Many ICU patients do not require critical care interventions. Whether aggressive care environments increase risks to low-acuity patients is unknown. We evaluated whether ICU acuity was associated with outcomes of low mortality-risk patients. We hypothesized that admission to high-acuity ICUs would be associated with worse outcomes.
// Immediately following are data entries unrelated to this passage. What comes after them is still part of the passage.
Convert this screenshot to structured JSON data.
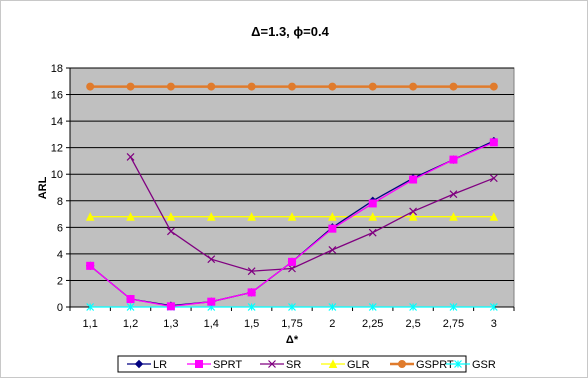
{
  "chart_data": {
    "type": "line",
    "title": "Δ=1.3, ϕ=0.4",
    "xlabel": "Δ*",
    "ylabel": "ARL",
    "categories": [
      "1,1",
      "1,2",
      "1,3",
      "1,4",
      "1,5",
      "1,75",
      "2",
      "2,25",
      "2,5",
      "2,75",
      "3"
    ],
    "ylim": [
      0,
      18
    ],
    "yticks": [
      "0",
      "2",
      "4",
      "6",
      "8",
      "10",
      "12",
      "14",
      "16",
      "18"
    ],
    "grid": true,
    "legend_position": "bottom",
    "series": [
      {
        "name": "LR",
        "color": "#000080",
        "marker": "diamond",
        "values": [
          3.1,
          0.6,
          0.1,
          0.4,
          1.1,
          3.4,
          6.0,
          8.0,
          9.7,
          11.1,
          12.5
        ]
      },
      {
        "name": "SPRT",
        "color": "#ff00ff",
        "marker": "square",
        "values": [
          3.1,
          0.6,
          0.05,
          0.4,
          1.1,
          3.4,
          5.9,
          7.8,
          9.6,
          11.1,
          12.4
        ]
      },
      {
        "name": "SR",
        "color": "#800080",
        "marker": "x",
        "values": [
          null,
          11.3,
          5.7,
          3.6,
          2.7,
          2.9,
          4.3,
          5.6,
          7.2,
          8.5,
          9.7
        ]
      },
      {
        "name": "GLR",
        "color": "#ffff00",
        "marker": "triangle",
        "values": [
          6.8,
          6.8,
          6.8,
          6.8,
          6.8,
          6.8,
          6.8,
          6.8,
          6.8,
          6.8,
          6.8
        ]
      },
      {
        "name": "GSPRT",
        "color": "#e07b2c",
        "marker": "circle",
        "values": [
          16.6,
          16.6,
          16.6,
          16.6,
          16.6,
          16.6,
          16.6,
          16.6,
          16.6,
          16.6,
          16.6
        ]
      },
      {
        "name": "GSR",
        "color": "#00ffff",
        "marker": "star",
        "values": [
          0,
          0,
          0,
          0,
          0,
          0,
          0,
          0,
          0,
          0,
          0
        ]
      }
    ]
  }
}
This hypothesis was based on two possibilities: 1) high-acuity ICUs may have a culture of aggressive therapy that could lead to potentially avoidable complications and 2) high-acuity ICUs may focus attention toward the many sicker patients and away from the fewer low-risk patients.

Design:

Retrospective cohort study.

Setting:

Three hundred twenty-two ICUs in 199 hospitals in the Philips eICU database between 2010 and 2015.

Patients:

Adult ICU patients at low risk of dying, defined as an Acute Physiology and Chronic Health Evaluation-IVa–predicted mortality of 3% or less.

Exposure:

ICU acuity, defined as the mean Acute Physiology and Chronic Health Evaluation IVa score of all admitted patients in a calendar year, stratified into quartiles.

Measurements and Main Results:

We used generalized estimating equations to test whether ICU acuity is independently associated with a primary outcome of ICU length of stay and secondary outcomes of hospital length of stay, hospital mortality, and discharge destination. The study included 381,997 low-risk patients. Mean ICU and hospital length of stay were 1.8 ± 2.1 and 5.2 ± 5.0 days, respectively. Mean Acute Physiology and Chronic Health Evaluation IVa–predicted hospital mortality was 1.6% ± 0.8%; actual hospital mortality was 0.7%. In adjusted analyses, admission to low-acuity ICUs was associated with worse outcomes compared with higher-acuity ICUs. Specifically, compared with the highest-acuity quartile, ICU length of stay in low-acuity ICUs was increased by 0.24 days; in medium-acuity ICUs by 0.16 days; and in high-acuity ICUs by 0.09 days (all p < 0.001). Similar patterns existed for hospital length of stay. Patients in lower-acuity ICUs had significantly higher hospital mortality (odds ratio, 1.28 [95% CI, 1.10–1.49] for low-; 1.24 [95% CI, 1.07–1.42] for medium-, and 1.14 [95% CI, 0.99–1.31] for high-acuity ICUs) and lower likelihood of discharge home (odds ratio, 0.86 [95% CI, 0.82–0.90] for low-, 0.88 [95% CI, 0.85–0.92] for medium-, and 0.95 [95% CI, 0.92–0.99] for high-acuity ICUs).

Conclusions:

Admission to high-acuity ICUs is associated with better outcomes among low mortality-risk patients. Future research should aim to understand factors that confer benefit to patients with different risk profiles.